L'incendie avançait à pas de géant. Aux ténèbres opaques succéda la clarté la plus vive: une pluie de feu vint bientôt s'abattre sur le marécage, et l'arbre qui s'élevait au-dessus de nos têtes fut ébranlé jusque dans ses racines. Un vacarme épouvantable se fit entendre et l'avalanche vivante se précipita en avant.
A droite et à gauche, nous voyions passer des bisons, des chevaux sauvages, des cerfs, en compagnie d'antilopes, de jaguars, de panthères qui s'élançaient les uns par-dessus les autres dans le marécage.
En quelques minutes, cet endroit fut comblé, pour ainsi dire, par un amas de bêtes fauves, aussi loin que nous pouvions diriger nos regards, ce qui n'empêchait pas l'invasion d'autres animaux qui suivaient les premiers et s'efforçaient de grimper sur le dos les uns des autres, pour s'enfoncer à leur tour dans ce bourbier protecteur.
A la première apparition de cette armée d'animaux, Willie et moi, nous avions tiré nos revolvers de notre ceinture et nous nous tenions prêts à défendre chèrement notre vie. Mais les bêtes fauves avaient bien autre chose à faire que de s'occuper de nous. Toutes passèrent outre, sans même faire attention à notre présence.

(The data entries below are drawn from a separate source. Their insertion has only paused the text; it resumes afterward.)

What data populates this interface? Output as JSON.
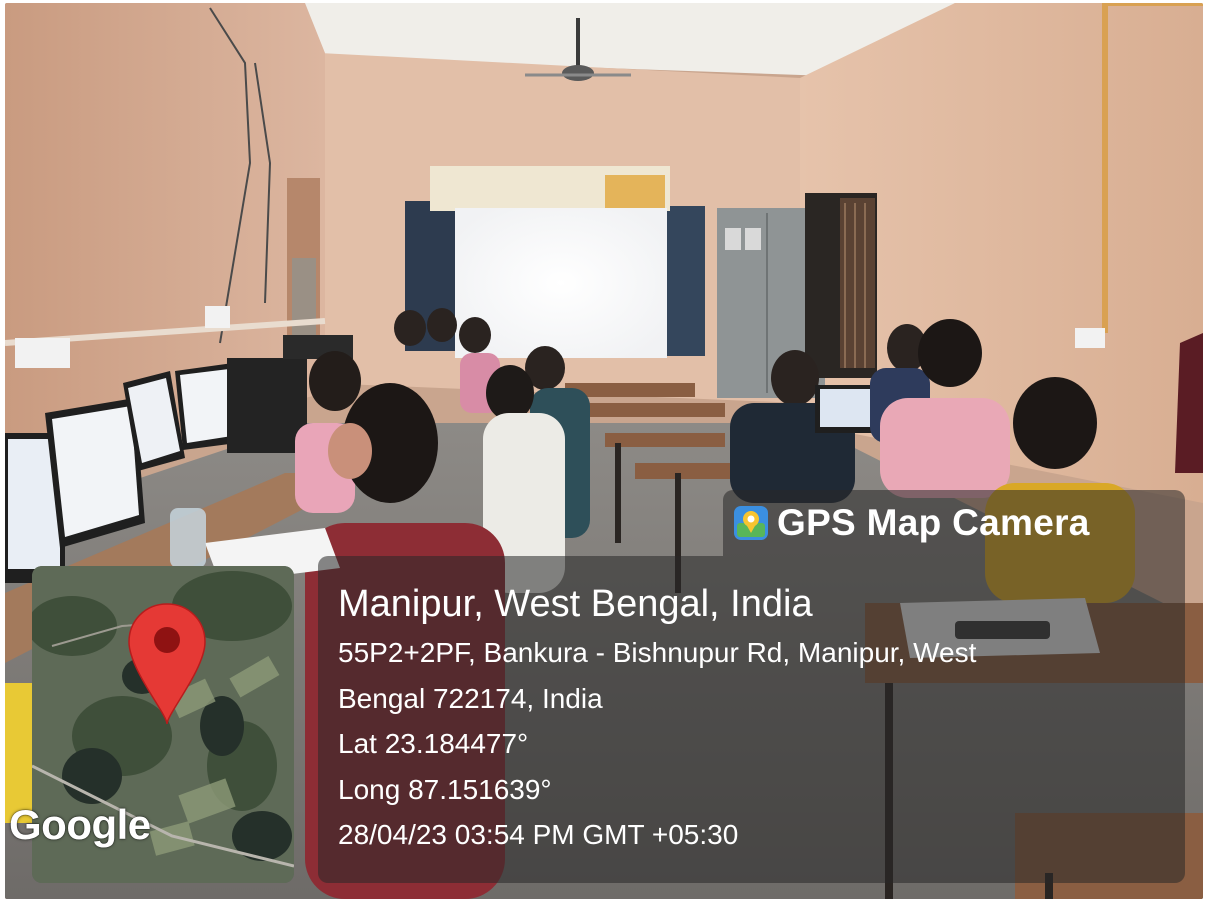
{
  "overlay": {
    "app_name": "GPS Map Camera",
    "place": "Manipur, West Bengal, India",
    "address_line1": "55P2+2PF, Bankura - Bishnupur Rd, Manipur, West",
    "address_line2": "Bengal 722174, India",
    "latitude": "Lat 23.184477°",
    "longitude": "Long 87.151639°",
    "datetime": "28/04/23 03:54 PM GMT +05:30"
  },
  "map": {
    "attribution": "Google",
    "marker_color": "#e53935"
  }
}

Peu à peu le nombre des bêtes sauvages diminua. Les traînards hors d'haleine avaient été rattrapés par les flammes, et l'incendie les dévorait.
Les traînées de feu avaient bien passé, courant à la suite des bêtes affolées, mais le ciel était resté embrasé; le vent apportait toujours des bouffées de chaleur suffocante.
Cette torture fut, du reste, de courte durée: un air frais, glacial presque, pénétra dans l'anfractuosité qui nous servait de retraite et nous rendit l'usage de nos sens.
Les flammes avaient disparu, et le jour brillait de nouveau. Mais, hélas! nous étions perdus au milieu d'un océan de désolation.
Aussi loin que la vue pouvait s'étendre, la prairie qui, une heure auparavant, ondulait sous le souffle de la brise, ne présentait plus à nos yeux qu'une surface nue et dépouillée de toute végétation. Ça et là gisaient les corps calcinés d'un grand nombre d'animaux, dont quelques-uns se tordaient encore dans les dernières convulsions de l'agonie.